Uuno Turhapuro – kaksoisagentti (English: Uuno Turhapuro the Double Agent) is a Finnish 1987 comedy film written and directed by Spede Pasanen. It is the twelfth film in the Uuno Turhapuro series, and at the same time the first one to be made without Ere Kokkonen.

The film received approximately 200,000 fewer viewers than the previous Uuno Turhapuro muuttaa maalle, but was still by far the best domestic audience success of 1987. Now, the Finnish Film Foundation also supported Turhapuro for the first time in the form of additional copy support.

==Plot==
Councillor Tuura (Tapio Hämäläinen) has once again come up with a plan to get rid of his hated son-in-law Uuno Turhapuro (Vesa-Matti Loiri). Tuura convinces Uuno that he has "another daughter" from a previous marriage, Lisbeth Tuura (Hannele Lauri), who has arrived in Finland from America, and who is supposedly also going to inherit Tuura's fortune someday.

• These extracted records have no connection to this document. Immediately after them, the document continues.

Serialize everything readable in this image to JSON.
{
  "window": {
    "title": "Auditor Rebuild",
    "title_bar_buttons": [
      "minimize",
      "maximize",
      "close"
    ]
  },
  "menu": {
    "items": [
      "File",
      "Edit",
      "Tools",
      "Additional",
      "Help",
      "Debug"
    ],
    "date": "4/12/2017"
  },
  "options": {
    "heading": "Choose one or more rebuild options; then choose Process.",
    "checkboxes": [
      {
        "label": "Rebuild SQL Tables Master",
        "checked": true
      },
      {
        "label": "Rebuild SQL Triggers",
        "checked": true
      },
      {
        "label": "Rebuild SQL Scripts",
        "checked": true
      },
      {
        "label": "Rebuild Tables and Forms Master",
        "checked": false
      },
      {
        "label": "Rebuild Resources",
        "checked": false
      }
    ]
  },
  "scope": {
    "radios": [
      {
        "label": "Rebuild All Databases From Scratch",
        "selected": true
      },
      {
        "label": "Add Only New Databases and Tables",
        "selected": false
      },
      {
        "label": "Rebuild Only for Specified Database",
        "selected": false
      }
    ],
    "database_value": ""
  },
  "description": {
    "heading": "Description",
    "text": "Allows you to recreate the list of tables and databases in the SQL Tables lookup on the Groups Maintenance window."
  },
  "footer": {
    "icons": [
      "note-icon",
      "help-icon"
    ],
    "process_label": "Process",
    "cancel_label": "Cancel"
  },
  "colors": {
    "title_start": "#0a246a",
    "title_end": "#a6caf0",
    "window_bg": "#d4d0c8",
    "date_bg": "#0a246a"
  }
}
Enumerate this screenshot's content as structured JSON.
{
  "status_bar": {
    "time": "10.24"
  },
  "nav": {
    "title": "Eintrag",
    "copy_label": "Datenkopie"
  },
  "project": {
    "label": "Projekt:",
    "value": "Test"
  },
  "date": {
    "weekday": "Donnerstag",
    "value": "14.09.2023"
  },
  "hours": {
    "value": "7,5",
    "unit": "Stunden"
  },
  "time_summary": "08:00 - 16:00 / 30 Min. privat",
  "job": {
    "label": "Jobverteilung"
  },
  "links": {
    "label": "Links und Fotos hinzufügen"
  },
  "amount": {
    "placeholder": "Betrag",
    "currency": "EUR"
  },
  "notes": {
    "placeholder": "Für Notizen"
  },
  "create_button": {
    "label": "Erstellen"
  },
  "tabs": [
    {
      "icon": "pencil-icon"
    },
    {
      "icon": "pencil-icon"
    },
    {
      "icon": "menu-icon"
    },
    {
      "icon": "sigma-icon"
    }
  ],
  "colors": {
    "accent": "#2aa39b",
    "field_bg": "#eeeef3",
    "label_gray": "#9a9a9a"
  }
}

The plan is to get Uuno, who is infatuated with Lisbeth, to divorce Elisabeth (Marjatta Raita) and marry instead her "sister" Lisbeth with Tuura's blessing. Only Uuno's friend Härski-Hartikainen (Spede Pasanen), to whom Uuno had promised a fraction of his father-in-law's inheritance, suspects that Tuura is up to something fishy and begins investigating the case, making Uuno and their friend Sörsselssön (Simo Salminen) his secret agents.